Consumer Watchdog has called on the California State Attorney to investigate transactions made between Commissioner Lara's donors and his associates
US advocacy group Consumer Watchdog says it suspects California’s Insurance Commissioner Ricardo Lara played a more prominent role in meetings with individuals involved in an alleged donations scandal than previously admitted.
The statement comes after the California Department of Insurance (CDI) released communications between Commissioner Lara and industry figures who donated to his re-election campaign — despite a pledge not to accept donations from insurance companies or their shareholders.
Payments made to Lara’s campaign were suspected of attempting to “grease the wheels” of a deal concerning the sale of Berkshire Hathaway-owned Applied Underwriters — which required his approval to go through by September 30.
Commissioner Lara recently made a public apology for accepting the donations, which were made legally, stating that he wasn’t aware they came from industry figures. He also fired his campaign fundraising consultant Dan Weitzman.

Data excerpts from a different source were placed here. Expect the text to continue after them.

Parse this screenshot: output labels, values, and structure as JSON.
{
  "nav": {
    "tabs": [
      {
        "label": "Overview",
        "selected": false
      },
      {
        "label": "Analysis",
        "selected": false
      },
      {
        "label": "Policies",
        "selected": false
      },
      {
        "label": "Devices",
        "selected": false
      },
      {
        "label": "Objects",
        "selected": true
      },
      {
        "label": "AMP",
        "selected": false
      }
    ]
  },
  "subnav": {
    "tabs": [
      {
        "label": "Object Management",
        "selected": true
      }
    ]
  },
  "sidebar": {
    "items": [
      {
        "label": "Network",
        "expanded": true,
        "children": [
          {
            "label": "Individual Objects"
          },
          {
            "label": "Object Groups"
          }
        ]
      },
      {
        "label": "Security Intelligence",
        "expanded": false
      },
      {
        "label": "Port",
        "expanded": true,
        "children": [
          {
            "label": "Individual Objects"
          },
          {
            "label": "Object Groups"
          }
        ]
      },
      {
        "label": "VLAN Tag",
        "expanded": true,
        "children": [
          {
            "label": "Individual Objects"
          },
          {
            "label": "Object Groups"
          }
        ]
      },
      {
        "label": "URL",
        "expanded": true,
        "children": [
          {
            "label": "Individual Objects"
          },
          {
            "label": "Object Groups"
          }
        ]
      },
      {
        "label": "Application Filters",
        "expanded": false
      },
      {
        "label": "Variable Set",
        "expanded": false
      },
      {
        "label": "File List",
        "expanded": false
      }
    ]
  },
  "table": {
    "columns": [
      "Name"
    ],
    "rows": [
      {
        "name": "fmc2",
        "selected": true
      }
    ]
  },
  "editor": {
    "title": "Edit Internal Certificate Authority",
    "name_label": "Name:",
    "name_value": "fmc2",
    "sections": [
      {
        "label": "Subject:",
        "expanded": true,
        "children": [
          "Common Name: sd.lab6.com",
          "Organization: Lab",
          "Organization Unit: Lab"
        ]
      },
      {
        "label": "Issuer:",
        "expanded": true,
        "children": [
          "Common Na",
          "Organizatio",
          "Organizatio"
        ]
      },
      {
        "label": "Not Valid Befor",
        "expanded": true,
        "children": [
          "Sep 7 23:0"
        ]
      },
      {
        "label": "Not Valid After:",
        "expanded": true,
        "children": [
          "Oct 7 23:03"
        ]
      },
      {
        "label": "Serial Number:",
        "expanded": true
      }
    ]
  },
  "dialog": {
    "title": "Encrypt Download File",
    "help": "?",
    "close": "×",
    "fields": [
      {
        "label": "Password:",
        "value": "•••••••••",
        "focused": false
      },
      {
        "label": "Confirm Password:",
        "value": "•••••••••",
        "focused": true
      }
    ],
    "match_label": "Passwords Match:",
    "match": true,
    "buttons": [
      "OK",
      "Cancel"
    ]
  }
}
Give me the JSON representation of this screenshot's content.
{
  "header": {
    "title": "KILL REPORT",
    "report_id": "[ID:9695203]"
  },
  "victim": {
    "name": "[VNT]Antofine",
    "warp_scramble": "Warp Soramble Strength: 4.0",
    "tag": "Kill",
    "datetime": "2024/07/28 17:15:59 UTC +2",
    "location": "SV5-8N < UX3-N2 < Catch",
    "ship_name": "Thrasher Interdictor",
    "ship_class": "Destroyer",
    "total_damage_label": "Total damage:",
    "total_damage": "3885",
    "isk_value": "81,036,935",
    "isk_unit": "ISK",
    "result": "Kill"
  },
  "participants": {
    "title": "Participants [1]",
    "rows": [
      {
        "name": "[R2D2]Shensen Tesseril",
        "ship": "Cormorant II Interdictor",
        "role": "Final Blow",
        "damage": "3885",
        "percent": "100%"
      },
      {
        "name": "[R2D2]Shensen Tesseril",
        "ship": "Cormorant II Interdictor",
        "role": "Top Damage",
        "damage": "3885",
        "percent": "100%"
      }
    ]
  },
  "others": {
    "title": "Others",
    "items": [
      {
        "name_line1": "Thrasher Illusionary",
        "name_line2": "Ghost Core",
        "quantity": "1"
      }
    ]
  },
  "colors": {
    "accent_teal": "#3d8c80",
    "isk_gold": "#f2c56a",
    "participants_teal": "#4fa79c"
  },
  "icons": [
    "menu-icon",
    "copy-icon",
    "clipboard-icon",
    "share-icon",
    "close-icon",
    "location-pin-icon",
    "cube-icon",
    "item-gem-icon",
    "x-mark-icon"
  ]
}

But a public statement from Consumer Watchdog said: “Calendar entries, documents, and newly uncovered photographs reveal that Insurance Commissioner Ricardo Lara, not his fundraiser, made first contact with an agent of a workers compensation insurance company offering political support in conjunction with seeking approval for a change of control in the company.
“Lara did not produce his texts, but a phone record from a Department official includes Lara’s response approving a key meeting with principals in the scandal.”
Emails reveal Commissioner Lara participated in meetings with donors
Correspondence revealed by the CDI in its adherence to the Public Record Act — a Californian law that necessitates the release of certain information to the public upon request — shows emails were exchanged discussing meetings with the Menzies team about campaign fundraising and California Insurance Company’s change of ownership.
California Insurance Company is a subsidiary of Applied Underwriters and will be included in the sale by Berkshire Hathaway, if approved.
In a follow up to one of these meetings, an email describing “the highlights of what was discussed” was heavily redacted by the CDI, but included confirmation that a “Form A” would be filed soon — the document pertaining to a change in ownership at a company.
The same meeting was organised with the email description “to benefit Ricardo Lara for Insurance Commissioner 2022″, which Consumer Watchdog believes is tantamount to “mixing department decisions and fundraising”.
According to the disclosed email chain, Commissioner Lara was present at the meeting, along with Applied Underwriters CEO Steve Menzies, general counsel for the firm Jeff Silver, United Insurance Company chairman Jamie Sahara and California Democratic Party Deputy Director of Finance Camille Alcala.
Also in attendance were Dan Weitzman and Eric Serna — a former New Mexico Superintendent of Insurance, who resigned in 2006 due to “continued entanglements with his private interests and his official duties”.
Consumer Watchdog believes Serna tried to broker Lara’s approval of the sale of Berkshire Hathaway-controlled California Insurance Company to Steve Menzies, who it identifies as an associate of his, through offering fundraising and political assistance to Lara.
Suspicion of money laundering and bribery prompt call for criminal investigation from Consumer Watchdog
Consumer Watchdog called on California’s Attorney General to investigate the transactions for money laundering — a process that conceals the origins of money obtained illegally by passing it through several different bank accounts.
Its evidence suggesting the crime may have taken place, is the fact that ten days following the meeting described above, board members and a relative of a board member of Constitution Insurance Company — a provider owned by Menzies — sent $25,000 in campaign contributions to State Senator Lena Gonzalez, whom Commissioner Lara endorsed and supported on the campaign trail.
In the months following the contributions, Gonzalez’s campaign — Lena Gonzalez for Senate 2019 — paid Weitzman $24,000 for campaign consulting, a figure Consumer Watchdog claims is “almost exactly the amount she received in campaign contributions from people connected to Menzies”.
Consumer Watchdog president Jamie Court said: “The new documents suggest state laws involving money laundering, bribery and misuse of public monies may have been violated, raising the stakes for a state prosecutor or the Attorney General to investigate this troubling circumstantial evidence and find out what was said and promised in these meetings.”
Consumer Watchdog’s statement said it would ask prosecutors to investigate whether contributions were laundered, or bribery occurred.
In a statement on the matter, the California Attorney General’s Office said: “To protect its integrity, we can’t comment on, even to confirm or deny, a potential or ongoing investigation.”